The Dodgers seem particularly specialized. One year they voted $500 to each of the three pilots who flew the club's Electra jet. Other examples of postseason money voted to nonplayers:
?In 1920, Cleveland awarded $1,000 to Kathleen Chapman, the widow of Ray Chapman, the Indians shortstop at the start of the season. Chapman died after being beaned by Yankee pitcher Carl Mays on Aug. 16.
?The 1980 Phillies gave batboy Mark Andersen a one-eighth share, worth $4,336.63. Andersen used the money to help pay for college, and he is now Philadelphia's assistant trainer.
?Groundskeeper Matty Schwab earned a full share from the 1962 pennant-winning Giants for turning the base paths in Candlestick Park into a quagmire and slowing down Maury Wills and the Dodgers in the three-game playoff that determined the league championship.

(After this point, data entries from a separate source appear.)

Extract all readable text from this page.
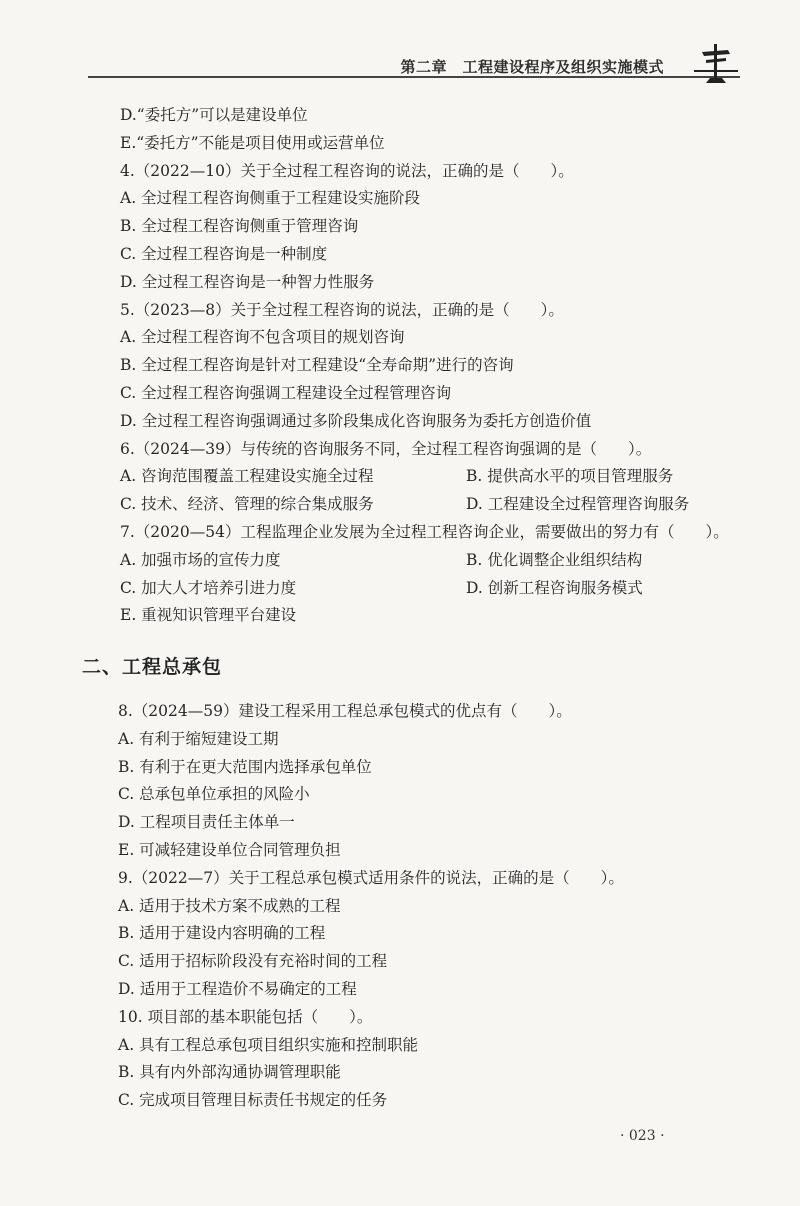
第二章　工程建设程序及组织实施模式
D.“委托方”可以是建设单位
E.“委托方”不能是项目使用或运营单位
4.（2022—10）关于全过程工程咨询的说法，正确的是（　　）。
A. 全过程工程咨询侧重于工程建设实施阶段
B. 全过程工程咨询侧重于管理咨询
C. 全过程工程咨询是一种制度
D. 全过程工程咨询是一种智力性服务
5.（2023—8）关于全过程工程咨询的说法，正确的是（　　）。
A. 全过程工程咨询不包含项目的规划咨询
B. 全过程工程咨询是针对工程建设“全寿命期”进行的咨询
C. 全过程工程咨询强调工程建设全过程管理咨询
D. 全过程工程咨询强调通过多阶段集成化咨询服务为委托方创造价值
6.（2024—39）与传统的咨询服务不同，全过程工程咨询强调的是（　　）。
A. 咨询范围覆盖工程建设实施全过程	B. 提供高水平的项目管理服务
C. 技术、经济、管理的综合集成服务	D. 工程建设全过程管理咨询服务
7.（2020—54）工程监理企业发展为全过程工程咨询企业，需要做出的努力有（　　）。
A. 加强市场的宣传力度	B. 优化调整企业组织结构
C. 加大人才培养引进力度	D. 创新工程咨询服务模式
E. 重视知识管理平台建设
二、工程总承包
8.（2024—59）建设工程采用工程总承包模式的优点有（　　）。
A. 有利于缩短建设工期
B. 有利于在更大范围内选择承包单位
C. 总承包单位承担的风险小
D. 工程项目责任主体单一
E. 可减轻建设单位合同管理负担
9.（2022—7）关于工程总承包模式适用条件的说法，正确的是（　　）。
A. 适用于技术方案不成熟的工程
B. 适用于建设内容明确的工程
C. 适用于招标阶段没有充裕时间的工程
D. 适用于工程造价不易确定的工程
10. 项目部的基本职能包括（　　）。
A. 具有工程总承包项目组织实施和控制职能
B. 具有内外部沟通协调管理职能
C. 完成项目管理目标责任书规定的任务
· 023 ·
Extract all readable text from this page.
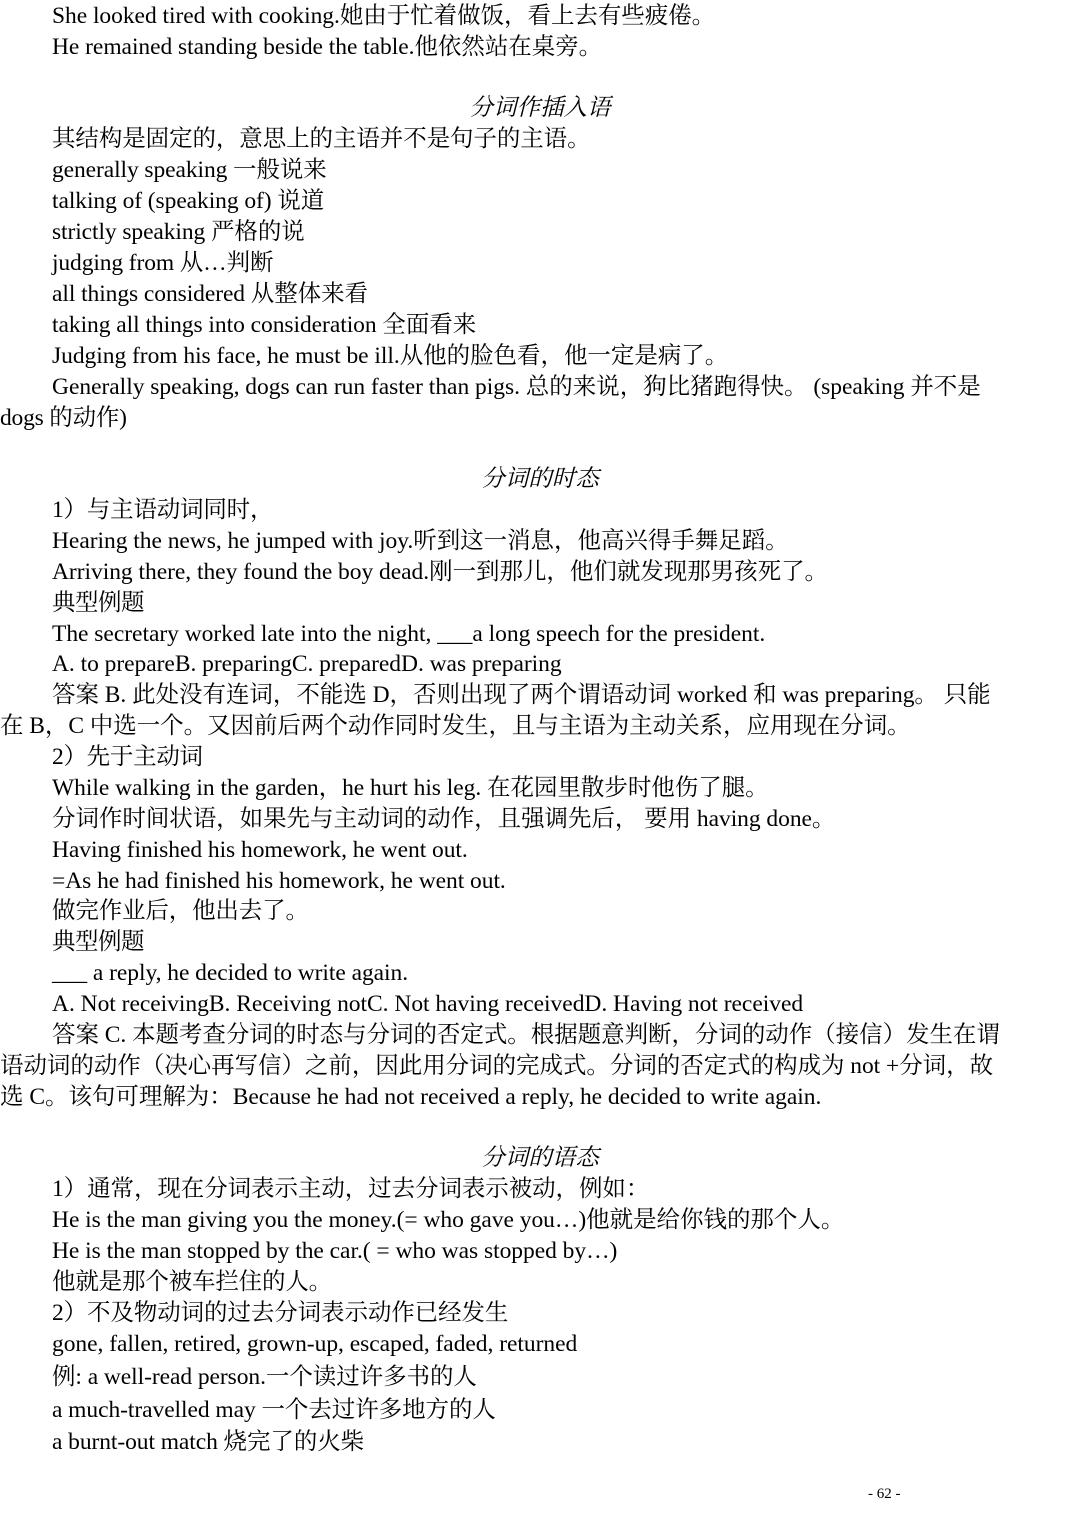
She looked tired with cooking.她由于忙着做饭，看上去有些疲倦。
He remained standing beside the table.他依然站在桌旁。
分词作插入语
其结构是固定的，意思上的主语并不是句子的主语。
generally speaking 一般说来
talking of (speaking of) 说道
strictly speaking 严格的说
judging from 从…判断
all things considered 从整体来看
taking all things into consideration 全面看来
Judging from his face, he must be ill.从他的脸色看，他一定是病了。
Generally speaking, dogs can run faster than pigs. 总的来说，狗比猪跑得快。 (speaking 并不是
dogs 的动作)
分词的时态
1）与主语动词同时，
Hearing the news, he jumped with joy.听到这一消息，他高兴得手舞足蹈。
Arriving there, they found the boy dead.刚一到那儿，他们就发现那男孩死了。
典型例题
The secretary worked late into the night, ___a long speech for the president.
A. to prepareB. preparingC. preparedD. was preparing
答案 B. 此处没有连词，不能选 D，否则出现了两个谓语动词 worked 和 was preparing。 只能
在 B，C 中选一个。又因前后两个动作同时发生，且与主语为主动关系，应用现在分词。
2）先于主动词
While walking in the garden，he hurt his leg. 在花园里散步时他伤了腿。
分词作时间状语，如果先与主动词的动作，且强调先后， 要用 having done。
Having finished his homework, he went out.
=As he had finished his homework, he went out.
做完作业后，他出去了。
典型例题
___ a reply, he decided to write again.
A. Not receivingB. Receiving notC. Not having receivedD. Having not received
答案 C. 本题考查分词的时态与分词的否定式。根据题意判断，分词的动作（接信）发生在谓
语动词的动作（决心再写信）之前，因此用分词的完成式。分词的否定式的构成为 not +分词，故
选 C。该句可理解为：Because he had not received a reply, he decided to write again.
分词的语态
1）通常，现在分词表示主动，过去分词表示被动，例如：
He is the man giving you the money.(= who gave you…)他就是给你钱的那个人。
He is the man stopped by the car.( = who was stopped by…)
他就是那个被车拦住的人。
2）不及物动词的过去分词表示动作已经发生
gone, fallen, retired, grown-up, escaped, faded, returned
例: a well-read person.一个读过许多书的人
a much-travelled may 一个去过许多地方的人
a burnt-out match 烧完了的火柴
- 62 -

?Robert Scanlon knew how to work both sides of the field. During the 1944 season he was the batboy for both the St. Louis Cardinals and the St. Louis Browns. When those teams met in the World Series, each voted Scanlon a grant of $500.
?The alltime winner of Series shares—nonplayer division—almost certainly is the late Pete Sheehy. In the 59 years Sheehy was the clubhouse man for the Yankees, New York played in 29 World Series.